High School's Altitude Affects Sports Programming

At 10,200 feet, every sport is a winter sport for students at Lake County High School in Leadville, Colo.

Girls playing football in the snowGirls playing football in the snowFriday, Aug. 26, dawned bright and, it would seem, seasonable by Leadville, Colo., standards. Brad Plackemeier, Lake County High School's new athletic director and dean of its 315 students, sat in his office looking out at the state's two tallest mountains, 14,433-foot Mount Elbert and 14,421-foot Mount Massive, which were dusted by new snow above the timber line. "It's about 40 degrees right now," Plackemeier said. "It's not too bad." Not too bad at all, considering that his predecessor in the job, Rick Ince, got snowed on when he interviewed at the school back in August 1974.

It's all a part of life at 10,200 feet, a statistic that makes Leadville North America's highest incorporated town. Just 1,000 feet below timber line, Leadville's thin air makes it a town of stark contrasts. Bread won't rise and water won't boil -- but on the plus side, mosquitoes have trouble staying airborne. Football officials sometimes have to be driven the hundred yards separating the field from the school's locker room at halftime, and players get so winded that oxygen masks are a sideline staple. But as the cross-country team's numerous state titles suggest, the school's athletes have used the thin air to their advantage.

And then there's the snow. Leadville typically gets 250 to 300 inches of the stuff every year, from the first day of school all the way to commencement exercises. The ski team is the biggest beneficiary, winning many alpine and cross-country state titles, but the other sports squads walk a harder trail. The baseball team plays all road games and practices on an asphalt parking lot -- weather permitting. The golf team has access to the continent's highest-elevation golf course but, as with most years, it has no home events this fall. The football field usually must be plowed before games -- and usually just before game time, meaning that practices take place in the snow. The track team does most of its practicing and competing on the middle school's indoor, three-lane track, since the high school's outdoor track stays snow-covered most of the year. The Class 2A football playoffs begin with a play-in game, with Lake County High playing host in odd-numbered years; this year's contest is slated for Oct. 29. "We're anticipating we'll be getting the plow out," Plackemeier says.

The weather sounds like a burdensome draw, but Plackemeier is bringing to the job a lot of enthusiasm as he waits to see just how bad a 10-month-long winter can get.
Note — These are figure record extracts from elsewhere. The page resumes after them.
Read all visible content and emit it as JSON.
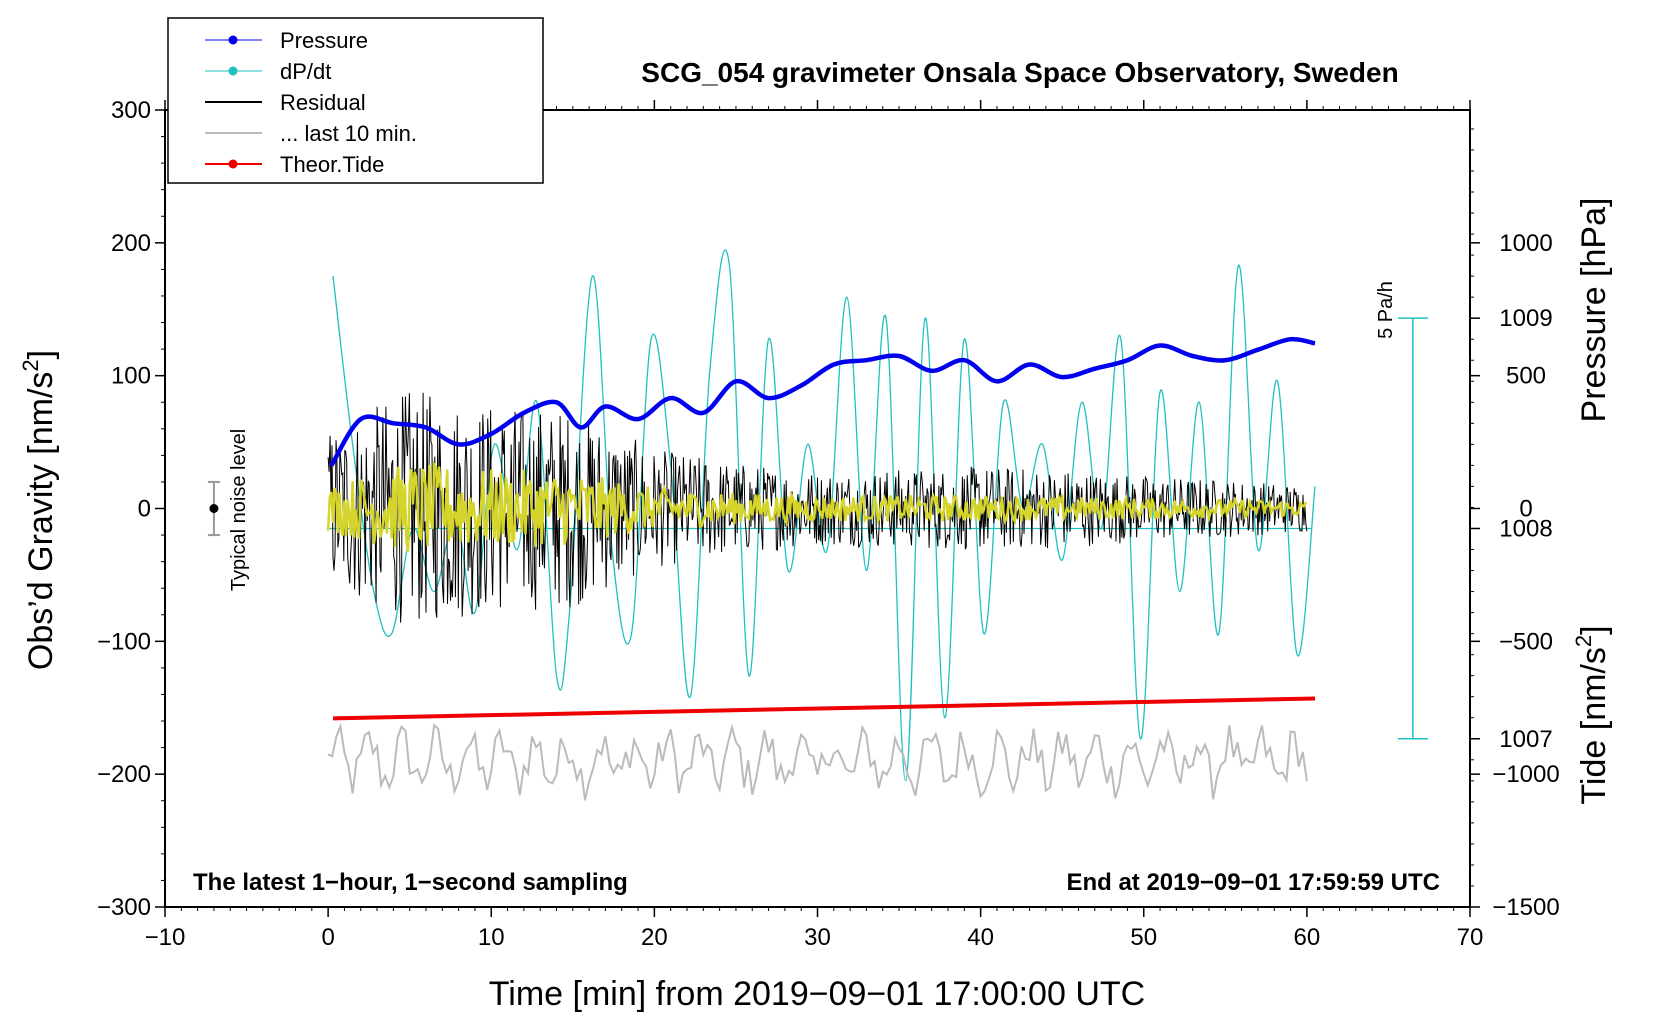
{
  "chart_data": {
    "type": "line",
    "title": "SCG_054 gravimeter Onsala Space Observatory, Sweden",
    "xlabel": "Time [min] from 2019−09−01 17:00:00 UTC",
    "ylabel_main": "Obs’d Gravity [nm/s",
    "ylabel_main_sup": "2",
    "ylabel_main_end": "]",
    "ylabel_pressure": "Pressure [hPa]",
    "ylabel_tide": "Tide [nm/s",
    "ylabel_tide_sup": "2",
    "ylabel_tide_end": "]",
    "xlim": [
      -10,
      70
    ],
    "ylim": [
      -300,
      300
    ],
    "x_ticks": [
      {
        "v": -10,
        "label": "−10"
      },
      {
        "v": 0,
        "label": "0"
      },
      {
        "v": 10,
        "label": "10"
      },
      {
        "v": 20,
        "label": "20"
      },
      {
        "v": 30,
        "label": "30"
      },
      {
        "v": 40,
        "label": "40"
      },
      {
        "v": 50,
        "label": "50"
      },
      {
        "v": 60,
        "label": "60"
      },
      {
        "v": 70,
        "label": "70"
      }
    ],
    "y_ticks": [
      {
        "v": 300,
        "label": "300"
      },
      {
        "v": 200,
        "label": "200"
      },
      {
        "v": 100,
        "label": "100"
      },
      {
        "v": 0,
        "label": "0"
      },
      {
        "v": -100,
        "label": "−100"
      },
      {
        "v": -200,
        "label": "−200"
      },
      {
        "v": -300,
        "label": "−300"
      }
    ],
    "pressure_axis": {
      "range": [
        1006.2,
        1009.99
      ],
      "ticks": [
        {
          "v": 1009,
          "label": "1009"
        },
        {
          "v": 1008,
          "label": "1008"
        },
        {
          "v": 1007,
          "label": "1007"
        }
      ]
    },
    "tide_axis": {
      "range": [
        -1500,
        1500
      ],
      "ticks": [
        {
          "v": 1000,
          "label": "1000"
        },
        {
          "v": 500,
          "label": "500"
        },
        {
          "v": 0,
          "label": "0"
        },
        {
          "v": -500,
          "label": "−500"
        },
        {
          "v": -1000,
          "label": "−1000"
        },
        {
          "v": -1500,
          "label": "−1500"
        }
      ]
    },
    "legend": [
      {
        "name": "Pressure",
        "color": "#0000ee",
        "marker": true
      },
      {
        "name": "dP/dt",
        "color": "#20c0c0",
        "marker": true
      },
      {
        "name": "Residual",
        "color": "#000000",
        "marker": false
      },
      {
        "name": "... last 10 min.",
        "color": "#bbbbbb",
        "marker": false
      },
      {
        "name": "Theor.Tide",
        "color": "#ee0000",
        "marker": true
      }
    ],
    "series": [
      {
        "name": "Pressure",
        "axis": "pressure",
        "color": "#0000ee",
        "x": [
          0.2,
          2.0,
          4.0,
          6.0,
          8.0,
          10.0,
          12.0,
          14.0,
          15.5,
          17.0,
          19.0,
          21.0,
          23.0,
          25.0,
          27.0,
          29.0,
          31.0,
          33.0,
          35.0,
          37.0,
          39.0,
          41.0,
          43.0,
          45.0,
          47.0,
          49.0,
          51.0,
          53.0,
          55.0,
          57.0,
          59.0,
          60.5
        ],
        "values": [
          1008.3,
          1008.52,
          1008.5,
          1008.48,
          1008.4,
          1008.45,
          1008.55,
          1008.6,
          1008.48,
          1008.58,
          1008.52,
          1008.62,
          1008.55,
          1008.7,
          1008.62,
          1008.68,
          1008.78,
          1008.8,
          1008.82,
          1008.75,
          1008.8,
          1008.7,
          1008.78,
          1008.72,
          1008.76,
          1008.8,
          1008.87,
          1008.82,
          1008.8,
          1008.85,
          1008.9,
          1008.88
        ]
      },
      {
        "name": "dP/dt",
        "axis": "pressure",
        "color": "#20c0c0",
        "zero_level": 1008.0,
        "x": [
          0.3,
          1.5,
          2.8,
          3.9,
          5.2,
          6.5,
          7.8,
          9.0,
          10.2,
          11.6,
          12.8,
          14.0,
          14.8,
          16.2,
          17.4,
          18.6,
          19.8,
          21.0,
          22.2,
          23.4,
          24.6,
          25.8,
          27.0,
          28.2,
          29.4,
          30.6,
          31.8,
          33.0,
          34.2,
          35.4,
          36.6,
          37.8,
          39.0,
          40.2,
          41.4,
          42.6,
          43.8,
          45.0,
          46.2,
          47.4,
          48.6,
          49.8,
          51.0,
          52.2,
          53.4,
          54.6,
          55.8,
          57.0,
          58.2,
          59.4,
          60.5
        ],
        "values": [
          1009.2,
          1008.4,
          1007.7,
          1007.5,
          1008.0,
          1007.7,
          1008.05,
          1007.6,
          1008.4,
          1007.9,
          1008.6,
          1007.3,
          1007.6,
          1009.2,
          1007.9,
          1007.5,
          1008.9,
          1008.3,
          1007.2,
          1008.75,
          1009.25,
          1007.3,
          1008.9,
          1007.8,
          1008.4,
          1007.9,
          1009.1,
          1007.8,
          1009.0,
          1006.8,
          1009.0,
          1007.1,
          1008.9,
          1007.5,
          1008.6,
          1008.1,
          1008.4,
          1007.85,
          1008.6,
          1008.0,
          1008.9,
          1007.0,
          1008.65,
          1007.7,
          1008.6,
          1007.5,
          1009.25,
          1007.9,
          1008.7,
          1007.4,
          1008.2
        ]
      },
      {
        "name": "Residual",
        "axis": "main",
        "color": "#000000",
        "x": [
          0,
          60
        ],
        "envelope": {
          "x": [
            0,
            5,
            10,
            15,
            20,
            25,
            30,
            35,
            40,
            45,
            50,
            55,
            60
          ],
          "amp": [
            60,
            90,
            80,
            75,
            45,
            35,
            28,
            30,
            32,
            30,
            25,
            22,
            18
          ]
        }
      },
      {
        "name": "Residual filtered",
        "axis": "main",
        "color": "#d4d42a",
        "envelope": {
          "x": [
            0,
            5,
            10,
            15,
            20,
            25,
            30,
            35,
            40,
            45,
            50,
            55,
            60
          ],
          "amp": [
            18,
            35,
            30,
            28,
            16,
            12,
            10,
            10,
            10,
            9,
            8,
            7,
            6
          ]
        }
      },
      {
        "name": "... last 10 min.",
        "axis": "main",
        "color": "#bbbbbb",
        "x": [
          0,
          60
        ],
        "baseline": -190,
        "amplitude": 20
      },
      {
        "name": "Theor.Tide",
        "axis": "main",
        "color": "#ee0000",
        "x": [
          0.3,
          60.5
        ],
        "values": [
          -158,
          -143
        ]
      }
    ],
    "annotations": {
      "noise_label": "Typical noise level",
      "noise_bar": {
        "x": -7,
        "center": 0,
        "half_range": 20
      },
      "dpdt_scale_label": "5 Pa/h",
      "footer_left": "The latest 1−hour, 1−second sampling",
      "footer_right": "End at 2019−09−01 17:59:59 UTC"
    }
  }
}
A former Kansas City high school coach, he had just one year under his belt in the Castle Rock, Colo., school system before he took the Lake County job. Back in K.C., he stressed strength and conditioning to his athletes, and says he sees a lot of potential up in the mountains.
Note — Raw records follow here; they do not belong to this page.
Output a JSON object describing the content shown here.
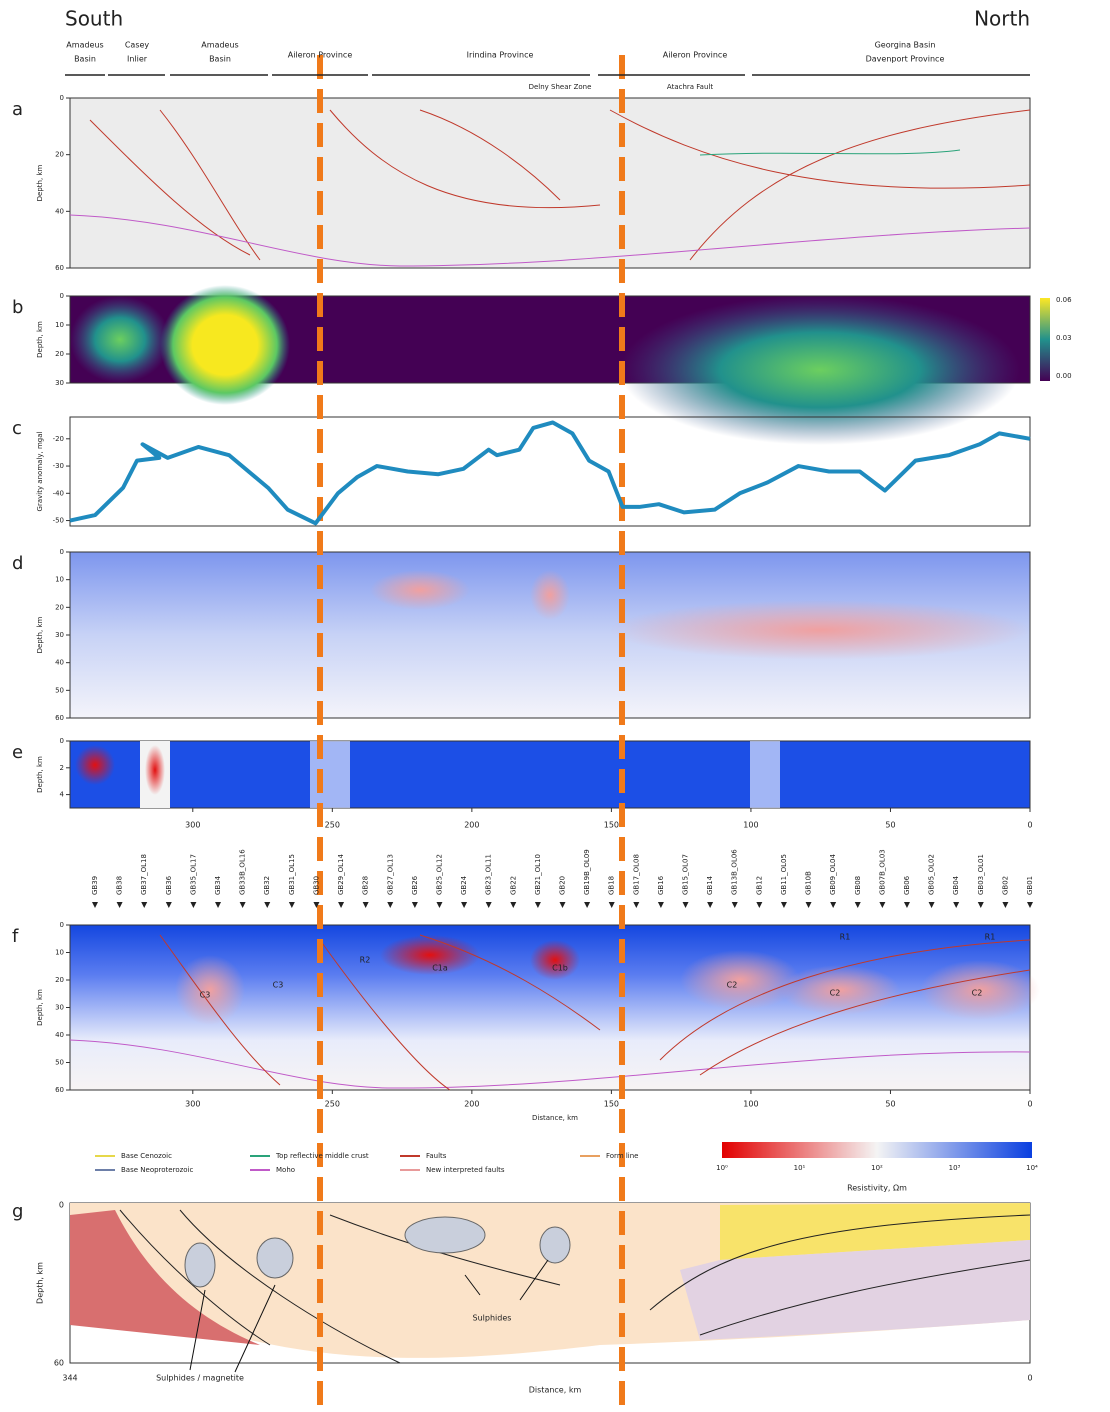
{
  "header": {
    "south": "South",
    "north": "North"
  },
  "provinces": [
    [
      "Amadeus",
      "Basin"
    ],
    [
      "Casey",
      "Inlier"
    ],
    [
      "Amadeus",
      "Basin"
    ],
    [
      "Aileron Province"
    ],
    [
      "Irindina Province"
    ],
    [
      "Aileron Province"
    ],
    [
      "Georgina Basin",
      "Davenport Province"
    ]
  ],
  "annotations": {
    "delny": "Delny Shear Zone",
    "fault": "Atachra Fault"
  },
  "panels": {
    "a": {
      "letter": "a",
      "ylabel": "Depth, km",
      "ylim": [
        0,
        60
      ],
      "yticks": [
        0,
        20,
        40,
        60
      ]
    },
    "b": {
      "letter": "b",
      "ylabel": "Depth, km",
      "ylim": [
        0,
        30
      ],
      "yticks": [
        0,
        10,
        20,
        30
      ],
      "colorbar": [
        "0.06",
        "0.03",
        "0.00"
      ]
    },
    "c": {
      "letter": "c",
      "ylabel": "Gravity anomaly, mgal",
      "ylim": [
        -52,
        -12
      ],
      "yticks": [
        -20,
        -30,
        -40,
        -50
      ],
      "color": "#1f8bbf",
      "x": [
        344,
        335,
        325,
        320,
        312,
        318,
        309,
        298,
        287,
        273,
        266,
        256,
        248,
        241,
        234,
        223,
        212,
        203,
        194,
        191,
        183,
        178,
        171,
        164,
        158,
        151,
        146,
        140,
        133,
        124,
        113,
        104,
        94,
        83,
        72,
        61,
        52,
        41,
        29,
        18,
        11,
        0
      ],
      "values": [
        -50,
        -48,
        -38,
        -28,
        -27,
        -22,
        -27,
        -23,
        -26,
        -38,
        -46,
        -51,
        -40,
        -34,
        -30,
        -32,
        -33,
        -31,
        -24,
        -26,
        -24,
        -16,
        -14,
        -18,
        -28,
        -32,
        -45,
        -45,
        -44,
        -47,
        -46,
        -40,
        -36,
        -30,
        -32,
        -32,
        -39,
        -28,
        -26,
        -22,
        -18,
        -20
      ]
    },
    "d": {
      "letter": "d",
      "ylabel": "Depth, km",
      "ylim": [
        0,
        60
      ],
      "yticks": [
        0,
        10,
        20,
        30,
        40,
        50,
        60
      ]
    },
    "e": {
      "letter": "e",
      "ylabel": "Depth, km",
      "ylim": [
        0,
        5
      ],
      "yticks": [
        0,
        2,
        4
      ]
    },
    "f": {
      "letter": "f",
      "ylabel": "Depth, km",
      "ylim": [
        0,
        60
      ],
      "yticks": [
        0,
        10,
        20,
        30,
        40,
        50,
        60
      ],
      "labels": [
        "C3",
        "C3",
        "R2",
        "C1a",
        "C1b",
        "C2",
        "C2",
        "C2",
        "R1",
        "R1"
      ]
    }
  },
  "distance": {
    "xlim": [
      344,
      0
    ],
    "ticks": [
      300,
      250,
      200,
      150,
      100,
      50,
      0
    ],
    "label": "Distance, km"
  },
  "stations": [
    "GB39",
    "GB38",
    "GB37_OL18",
    "GB36",
    "GB35_OL17",
    "GB34",
    "GB33B_OL16",
    "GB32",
    "GB31_OL15",
    "GB30",
    "GB29_OL14",
    "GB28",
    "GB27_OL13",
    "GB26",
    "GB25_OL12",
    "GB24",
    "GB23_OL11",
    "GB22",
    "GB21_OL10",
    "GB20",
    "GB19B_OL09",
    "GB18",
    "GB17_OL08",
    "GB16",
    "GB15_OL07",
    "GB14",
    "GB13B_OL06",
    "GB12",
    "GB11_OL05",
    "GB10B",
    "GB09_OL04",
    "GB08",
    "GB07B_OL03",
    "GB06",
    "GB05_OL02",
    "GB04",
    "GB03_OL01",
    "GB02",
    "GB01"
  ],
  "legend": [
    {
      "name": "Base Cenozoic",
      "color": "#e6d84a"
    },
    {
      "name": "Base Neoproterozoic",
      "color": "#6d7fa8"
    },
    {
      "name": "Top reflective middle crust",
      "color": "#2aa37a"
    },
    {
      "name": "Moho",
      "color": "#c05ac8"
    },
    {
      "name": "Faults",
      "color": "#c0392b"
    },
    {
      "name": "New interpreted faults",
      "color": "#e89a9a"
    },
    {
      "name": "Form line",
      "color": "#e8a060"
    }
  ],
  "resistivity": {
    "label": "Resistivity, Ωm",
    "ticks": [
      "10⁰",
      "10¹",
      "10²",
      "10³",
      "10⁴"
    ]
  },
  "g": {
    "letter": "g",
    "ylabel": "Depth, km",
    "top": "0",
    "bottom": "60",
    "left": "344",
    "right": "0",
    "xlabel": "Distance, km",
    "sulphides": "Sulphides",
    "sulphides_magnetite": "Sulphides / magnetite"
  }
}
"We have a great weight-training facility, and we're going to use it," Plackemeier says. "In Kansas City, we had a comprehensive weight-training program, and our core athletes were bigger, faster and stronger than those at a lot of the other schools we played. That was a huge advantage. When we get that in place here, combined with the geographical advantage we have living up high, I think that's going to make a big difference."